Empty


Didn't want her to see me like that. Things being as they are, you need someone to see you as a good person, someone who misses you when you're gone and actually wants you to come back. You need someone to touch you softly, to kiss you for no reason other than they want to. She kissed both of my eyelids before we faded to sleep at night. I needed her, always, to keep me human.  Mary looked at me like I could do no wrong.

She would never look at me like that again.

The man had a pistol, a .38 with a Russian-made silencer screwed into the barrel. He had this in his hand when he kicked in the door to our apartment. The sound she made when he pointed that pistol at her, I'll never be able to forget it, nor the feeling in my chest of glass shattering. He wasn't a pro, and I can only thank God for that. Were he one, that gun would have made a hacking sound, like a sick cat, two quick coughs, and she would have dropped to the kitchen floor, like an empty sack.

My hands up, he asked where it was and that was all he had to say for me to know he wasn't one of Rollin's men, but one of Singleton's. Singleton used amateurs, and Rollins used pros and had given me sovereignty, but Singleton required what I was in possession of. This guy was fresh out of juvie, hair buzzed to the crusty scalp, eyes darting around with every beat of his heart. I told him it was in a shoebox in the bedroom closet, and he told us to walk slowly there, through the kitchen and the living room, to the bedroom, where he told Mary to sit on the bed. Her hands were shaking, and she squeezed them until they had gone white. The closet door was open, and he shoved me down and told me to get it out. The silencer was ice against the back of my neck.  If I survived that shot, I'd spend the rest of my life in a chair. The box was in the far-left corner and he barked, again, to get it. I stretched and closed my hand around it, then turned, stood and gave it to him.

He opened the box with his gun hand and looked like a confused puppy.

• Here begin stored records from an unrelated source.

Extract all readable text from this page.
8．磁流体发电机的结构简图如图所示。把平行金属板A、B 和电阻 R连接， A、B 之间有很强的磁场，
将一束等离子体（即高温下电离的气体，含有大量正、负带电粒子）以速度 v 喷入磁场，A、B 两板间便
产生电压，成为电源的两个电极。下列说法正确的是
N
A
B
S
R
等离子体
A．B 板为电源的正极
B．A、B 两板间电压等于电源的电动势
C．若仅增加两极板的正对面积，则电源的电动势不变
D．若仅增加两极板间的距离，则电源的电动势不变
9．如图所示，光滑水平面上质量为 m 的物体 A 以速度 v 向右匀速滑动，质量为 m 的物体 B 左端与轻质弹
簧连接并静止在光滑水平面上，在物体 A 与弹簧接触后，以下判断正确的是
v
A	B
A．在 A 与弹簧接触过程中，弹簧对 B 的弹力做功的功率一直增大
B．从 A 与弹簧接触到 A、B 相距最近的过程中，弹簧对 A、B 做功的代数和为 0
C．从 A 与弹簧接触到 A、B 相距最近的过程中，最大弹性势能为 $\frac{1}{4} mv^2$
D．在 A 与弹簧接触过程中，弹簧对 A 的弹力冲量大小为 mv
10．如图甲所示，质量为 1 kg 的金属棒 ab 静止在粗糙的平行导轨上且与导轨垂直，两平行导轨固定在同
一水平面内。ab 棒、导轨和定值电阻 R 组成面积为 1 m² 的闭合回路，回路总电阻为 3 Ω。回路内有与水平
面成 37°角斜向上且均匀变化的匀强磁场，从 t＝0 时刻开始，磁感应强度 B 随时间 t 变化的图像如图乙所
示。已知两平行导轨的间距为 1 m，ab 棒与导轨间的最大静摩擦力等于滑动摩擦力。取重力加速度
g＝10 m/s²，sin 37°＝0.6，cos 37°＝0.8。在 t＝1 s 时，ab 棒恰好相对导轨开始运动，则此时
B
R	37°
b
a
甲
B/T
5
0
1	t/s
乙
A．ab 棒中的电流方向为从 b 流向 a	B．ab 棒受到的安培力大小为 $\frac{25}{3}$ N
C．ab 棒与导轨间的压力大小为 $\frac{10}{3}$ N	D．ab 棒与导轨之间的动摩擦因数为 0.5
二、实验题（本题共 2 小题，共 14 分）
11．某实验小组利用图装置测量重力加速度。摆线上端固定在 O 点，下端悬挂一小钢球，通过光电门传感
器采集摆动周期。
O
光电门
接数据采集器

My left hand gripped the gun and pointed it anywhere but towards Mary, and the kid, he was too dumb to drop the box, giving me an easy shot at his throat with my right, and I could feel something break in there, under his skin.  The gun was easily ripped from his hand and I wasn't thinking, there was only muscle memory when I put the pistol to his forehead, the tension on the trigger very light, and the gun coughed once and he fell back onto the bed, beside Mary, her face, clothes, hair covered with the remains of his pink mist, and she was looking at me like I was him, and I went into survival mode, telling her to pack a suitcase, and she was like a robot, moving in slow, calculated inches, and I picked up the shoe box and tossed out the worn Nikes, removing plastic-wrapped bricks of powder from a satchel hanging in the closet and putting them in the box, leaving in the satchel most of the cash.

She was slow and I hated to, but I took her by her elbow and led her to the car. We drove to her mother's, across town, her not speaking and me ticking away every mile with an apology, but she kept looking out the window. Her hands were shaking, and she clinched them white. The car was empty of the music of her voice.

When I pulled in front of her mother's, I handed her the satchel of money as an apology for three years. Tell the cops the truth when they ask, I told her, and then I added, Goodbye.

She leaned across the seat, her lips gently caressing the skin of my eyelids, brushing away my tears, and then she was gone, the car, my world empty of her, and as I drove, I took the dead man's gun from my coat pocket and placed it on the seat, where she had been.

I didn't have to act anymore, to pretend I wasn't empty.